Hermann Goering was born in 1893 and died in 1946. Goering was one of the most senior politicians in Nazi Germany and a close confidante of Hitler. Wary of rivals, Goering did not have a harmonious relationship with the likes of Himmler, Hess and Goebbels who he saw as wanting to steal his power.
Goering he was born in Bavaria. His father was a member of the colonial service in Africa. Goering found fame in World War One as a fighter ace. He won numerous awards for bravery and was the last commander of the legendary Richthofen Fighter Squadron. By the end of the war, he could claim to have some degree of fame in Germany.

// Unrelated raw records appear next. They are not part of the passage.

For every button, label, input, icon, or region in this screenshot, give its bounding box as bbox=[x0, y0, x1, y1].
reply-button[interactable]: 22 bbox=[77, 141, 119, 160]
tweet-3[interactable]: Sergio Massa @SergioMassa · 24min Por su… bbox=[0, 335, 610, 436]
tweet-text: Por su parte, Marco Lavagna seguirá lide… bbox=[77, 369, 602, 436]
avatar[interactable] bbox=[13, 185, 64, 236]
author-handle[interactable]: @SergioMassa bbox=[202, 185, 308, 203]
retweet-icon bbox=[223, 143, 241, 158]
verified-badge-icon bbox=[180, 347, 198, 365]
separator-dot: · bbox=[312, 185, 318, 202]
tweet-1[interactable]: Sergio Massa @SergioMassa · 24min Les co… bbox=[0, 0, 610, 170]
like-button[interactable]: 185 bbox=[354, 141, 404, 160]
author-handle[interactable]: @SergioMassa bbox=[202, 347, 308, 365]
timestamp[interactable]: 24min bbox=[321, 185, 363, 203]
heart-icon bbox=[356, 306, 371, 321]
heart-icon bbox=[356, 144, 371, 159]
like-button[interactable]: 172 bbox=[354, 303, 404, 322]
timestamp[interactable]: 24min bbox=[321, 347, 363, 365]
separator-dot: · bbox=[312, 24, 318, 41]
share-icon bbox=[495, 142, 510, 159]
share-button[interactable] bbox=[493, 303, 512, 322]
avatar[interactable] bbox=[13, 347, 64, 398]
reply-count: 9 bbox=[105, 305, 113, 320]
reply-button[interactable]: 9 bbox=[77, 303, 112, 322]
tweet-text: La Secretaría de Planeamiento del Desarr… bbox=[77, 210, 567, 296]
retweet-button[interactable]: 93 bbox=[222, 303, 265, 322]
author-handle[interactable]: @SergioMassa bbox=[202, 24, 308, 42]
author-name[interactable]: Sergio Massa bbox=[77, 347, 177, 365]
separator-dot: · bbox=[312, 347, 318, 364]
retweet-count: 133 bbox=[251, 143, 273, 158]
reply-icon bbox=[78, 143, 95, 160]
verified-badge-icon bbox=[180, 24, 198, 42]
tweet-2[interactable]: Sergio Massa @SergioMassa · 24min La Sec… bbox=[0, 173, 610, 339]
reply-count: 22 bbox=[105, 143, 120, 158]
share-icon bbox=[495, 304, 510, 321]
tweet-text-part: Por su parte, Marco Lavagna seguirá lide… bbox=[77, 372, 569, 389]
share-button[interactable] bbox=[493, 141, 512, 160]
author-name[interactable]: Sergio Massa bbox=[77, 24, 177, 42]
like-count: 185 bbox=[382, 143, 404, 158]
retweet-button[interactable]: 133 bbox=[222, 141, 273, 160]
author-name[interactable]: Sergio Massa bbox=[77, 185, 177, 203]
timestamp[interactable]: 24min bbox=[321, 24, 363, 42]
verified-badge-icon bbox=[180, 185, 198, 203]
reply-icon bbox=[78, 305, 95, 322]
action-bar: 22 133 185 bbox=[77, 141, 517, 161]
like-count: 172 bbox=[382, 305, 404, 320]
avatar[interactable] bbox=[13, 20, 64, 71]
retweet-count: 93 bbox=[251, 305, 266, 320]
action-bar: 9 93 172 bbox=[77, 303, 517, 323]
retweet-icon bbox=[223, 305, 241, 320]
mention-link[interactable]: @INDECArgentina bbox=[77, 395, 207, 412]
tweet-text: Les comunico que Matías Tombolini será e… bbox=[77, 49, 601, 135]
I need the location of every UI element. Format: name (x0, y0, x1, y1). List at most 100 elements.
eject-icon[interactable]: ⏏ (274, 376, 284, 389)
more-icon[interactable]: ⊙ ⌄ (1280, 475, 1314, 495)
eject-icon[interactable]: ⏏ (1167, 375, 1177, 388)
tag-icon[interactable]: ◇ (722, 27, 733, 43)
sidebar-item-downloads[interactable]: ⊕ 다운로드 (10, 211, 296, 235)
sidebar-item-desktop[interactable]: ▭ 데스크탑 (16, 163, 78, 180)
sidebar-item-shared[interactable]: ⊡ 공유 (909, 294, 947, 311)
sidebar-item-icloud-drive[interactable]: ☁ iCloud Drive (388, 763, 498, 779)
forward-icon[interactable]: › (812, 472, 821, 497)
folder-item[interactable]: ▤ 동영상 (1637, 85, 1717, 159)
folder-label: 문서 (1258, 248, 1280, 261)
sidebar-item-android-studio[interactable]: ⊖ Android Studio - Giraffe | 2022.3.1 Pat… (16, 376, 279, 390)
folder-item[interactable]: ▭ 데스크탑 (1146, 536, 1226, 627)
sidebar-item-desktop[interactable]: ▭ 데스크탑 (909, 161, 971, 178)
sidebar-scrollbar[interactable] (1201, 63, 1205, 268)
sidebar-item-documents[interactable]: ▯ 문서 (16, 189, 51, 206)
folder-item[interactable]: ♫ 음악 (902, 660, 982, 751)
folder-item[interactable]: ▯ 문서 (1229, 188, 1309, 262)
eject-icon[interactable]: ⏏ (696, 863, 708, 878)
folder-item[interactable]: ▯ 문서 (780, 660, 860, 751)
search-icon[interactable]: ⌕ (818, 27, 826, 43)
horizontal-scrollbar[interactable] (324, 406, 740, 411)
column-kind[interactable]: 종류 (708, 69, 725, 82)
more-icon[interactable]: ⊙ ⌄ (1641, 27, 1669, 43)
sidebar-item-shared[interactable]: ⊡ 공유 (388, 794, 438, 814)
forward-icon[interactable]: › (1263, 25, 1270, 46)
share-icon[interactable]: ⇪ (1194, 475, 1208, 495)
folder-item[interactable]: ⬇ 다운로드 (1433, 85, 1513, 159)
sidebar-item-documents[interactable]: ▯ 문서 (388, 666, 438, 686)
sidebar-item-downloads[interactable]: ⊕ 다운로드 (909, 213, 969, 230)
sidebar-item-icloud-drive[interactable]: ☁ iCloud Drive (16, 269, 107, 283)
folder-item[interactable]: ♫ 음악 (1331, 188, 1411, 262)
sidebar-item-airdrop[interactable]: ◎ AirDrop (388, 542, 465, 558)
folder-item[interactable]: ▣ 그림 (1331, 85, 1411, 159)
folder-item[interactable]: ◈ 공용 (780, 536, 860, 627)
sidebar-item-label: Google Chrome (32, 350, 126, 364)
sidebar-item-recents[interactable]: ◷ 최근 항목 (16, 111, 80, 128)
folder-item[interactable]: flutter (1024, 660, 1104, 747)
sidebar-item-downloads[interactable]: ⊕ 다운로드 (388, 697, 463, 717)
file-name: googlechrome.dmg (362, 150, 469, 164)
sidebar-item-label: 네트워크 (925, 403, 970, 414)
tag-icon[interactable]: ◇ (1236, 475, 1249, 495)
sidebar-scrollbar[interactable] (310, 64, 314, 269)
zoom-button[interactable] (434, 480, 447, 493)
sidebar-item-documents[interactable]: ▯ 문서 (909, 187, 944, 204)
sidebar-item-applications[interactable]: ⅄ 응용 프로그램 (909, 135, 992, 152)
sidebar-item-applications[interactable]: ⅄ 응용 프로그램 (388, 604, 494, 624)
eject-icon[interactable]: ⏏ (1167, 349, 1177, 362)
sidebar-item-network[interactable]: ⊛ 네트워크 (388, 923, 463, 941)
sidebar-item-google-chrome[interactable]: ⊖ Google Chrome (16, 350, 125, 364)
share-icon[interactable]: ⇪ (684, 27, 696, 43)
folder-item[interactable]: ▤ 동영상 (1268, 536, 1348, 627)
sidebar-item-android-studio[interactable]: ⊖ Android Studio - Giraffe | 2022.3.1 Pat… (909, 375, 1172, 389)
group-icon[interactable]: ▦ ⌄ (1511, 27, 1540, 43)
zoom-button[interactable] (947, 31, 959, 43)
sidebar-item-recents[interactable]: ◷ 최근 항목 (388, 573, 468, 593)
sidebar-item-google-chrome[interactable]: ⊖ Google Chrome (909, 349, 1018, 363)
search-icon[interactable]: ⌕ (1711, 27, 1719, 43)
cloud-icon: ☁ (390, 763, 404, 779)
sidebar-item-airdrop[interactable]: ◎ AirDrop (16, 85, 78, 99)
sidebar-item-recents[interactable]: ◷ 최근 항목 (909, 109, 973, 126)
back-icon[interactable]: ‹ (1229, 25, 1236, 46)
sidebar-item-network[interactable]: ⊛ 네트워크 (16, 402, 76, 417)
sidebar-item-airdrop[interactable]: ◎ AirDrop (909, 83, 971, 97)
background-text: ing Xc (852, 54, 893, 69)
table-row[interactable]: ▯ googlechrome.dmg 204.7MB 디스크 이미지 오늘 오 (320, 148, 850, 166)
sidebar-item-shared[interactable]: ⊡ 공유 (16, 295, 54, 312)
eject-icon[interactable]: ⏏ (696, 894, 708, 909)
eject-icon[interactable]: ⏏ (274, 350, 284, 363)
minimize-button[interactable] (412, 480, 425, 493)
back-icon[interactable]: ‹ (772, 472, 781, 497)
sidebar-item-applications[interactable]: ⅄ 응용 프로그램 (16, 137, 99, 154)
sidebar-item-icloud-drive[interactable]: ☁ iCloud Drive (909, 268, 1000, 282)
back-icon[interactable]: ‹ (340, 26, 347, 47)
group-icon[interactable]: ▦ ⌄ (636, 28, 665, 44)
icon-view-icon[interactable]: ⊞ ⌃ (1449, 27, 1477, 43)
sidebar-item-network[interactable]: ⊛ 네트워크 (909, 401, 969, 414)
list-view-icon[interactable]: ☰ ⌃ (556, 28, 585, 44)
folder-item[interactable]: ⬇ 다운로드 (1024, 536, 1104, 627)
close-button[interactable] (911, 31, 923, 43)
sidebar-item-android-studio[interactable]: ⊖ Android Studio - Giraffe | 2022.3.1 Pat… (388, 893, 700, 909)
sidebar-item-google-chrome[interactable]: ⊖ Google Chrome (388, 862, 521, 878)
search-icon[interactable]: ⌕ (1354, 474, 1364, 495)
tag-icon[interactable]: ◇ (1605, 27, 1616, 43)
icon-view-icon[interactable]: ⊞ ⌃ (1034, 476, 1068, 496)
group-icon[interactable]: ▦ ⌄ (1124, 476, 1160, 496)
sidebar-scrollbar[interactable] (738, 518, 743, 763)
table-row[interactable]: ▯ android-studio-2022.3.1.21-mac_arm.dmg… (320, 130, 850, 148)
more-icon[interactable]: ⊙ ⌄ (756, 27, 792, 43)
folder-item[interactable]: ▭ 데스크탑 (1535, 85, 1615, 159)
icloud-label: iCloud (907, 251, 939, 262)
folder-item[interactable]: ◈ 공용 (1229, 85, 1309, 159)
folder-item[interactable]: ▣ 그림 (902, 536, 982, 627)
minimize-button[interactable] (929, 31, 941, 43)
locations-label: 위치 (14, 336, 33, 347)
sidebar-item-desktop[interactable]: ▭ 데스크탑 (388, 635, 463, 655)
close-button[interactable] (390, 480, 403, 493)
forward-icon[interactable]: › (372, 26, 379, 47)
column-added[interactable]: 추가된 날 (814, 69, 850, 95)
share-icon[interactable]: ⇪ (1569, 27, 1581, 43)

He spent time in Sweden – from 1924 to 1928 – before returning to Germany and being elected to the Reichstag in 1928. In 1932, Goering was appointed Speaker of the Reichstag. Outside of Hitler, he was certainly the most well known Nazi in Germany.
When Hitler was appointed chancellor and after the establishment of thedictatorship in Germany, Goering acquired many positions. He was appointed Prime Minister and Interior Minister for Prussia and he was given control of the Luftwaffe – Germany’s growing air force. Much impetus was given to the Luftwaffe to developed itself and to use modern fighter and bomber planes. When the war started, Germany was well equipped in the air to carry out Blitzkrieg with devastating effect against Poland.
The devastating impact of planes used during the attack on Poland in September 1939 strengthened his position within the Nazi Party. This continued when Blitzkrieg was launched on western Europe. However, his power started to wane after the failure of the Luftwaffe to destroy Fighter Command during the Battle of Britain. Goering had also publically stated that no enemy bombs would land on Berlin “or my name is not Hermann Goering”. When this did happen, it dented his standing in the Nazi Party.
From 1940 on he fought to keep his power from others. Rather than fight for the same common goal, Goering and his rivals were constantly thinking of ways to extend their power at the expense of others. To what extent this damaged Germany’s ability to fight the war is difficult to assess – but Albert Speer in “Inside the Third Reich” believed it did not do their cause any good.
Goering’s behaviour became increasingly bizarre as the war progressed. He was addicted to drugs such as morphine. He became increasingly lazy and fat. His lifestyle became very ostentatious which angered many Nazis who were at least aware that the average German was suffering hardships during the Allied bombing campaign.
Goering was due to be executed on October 15th 1946. Just hours before his execution, he committed suicide by taking cyanide thereby cheating the hangman.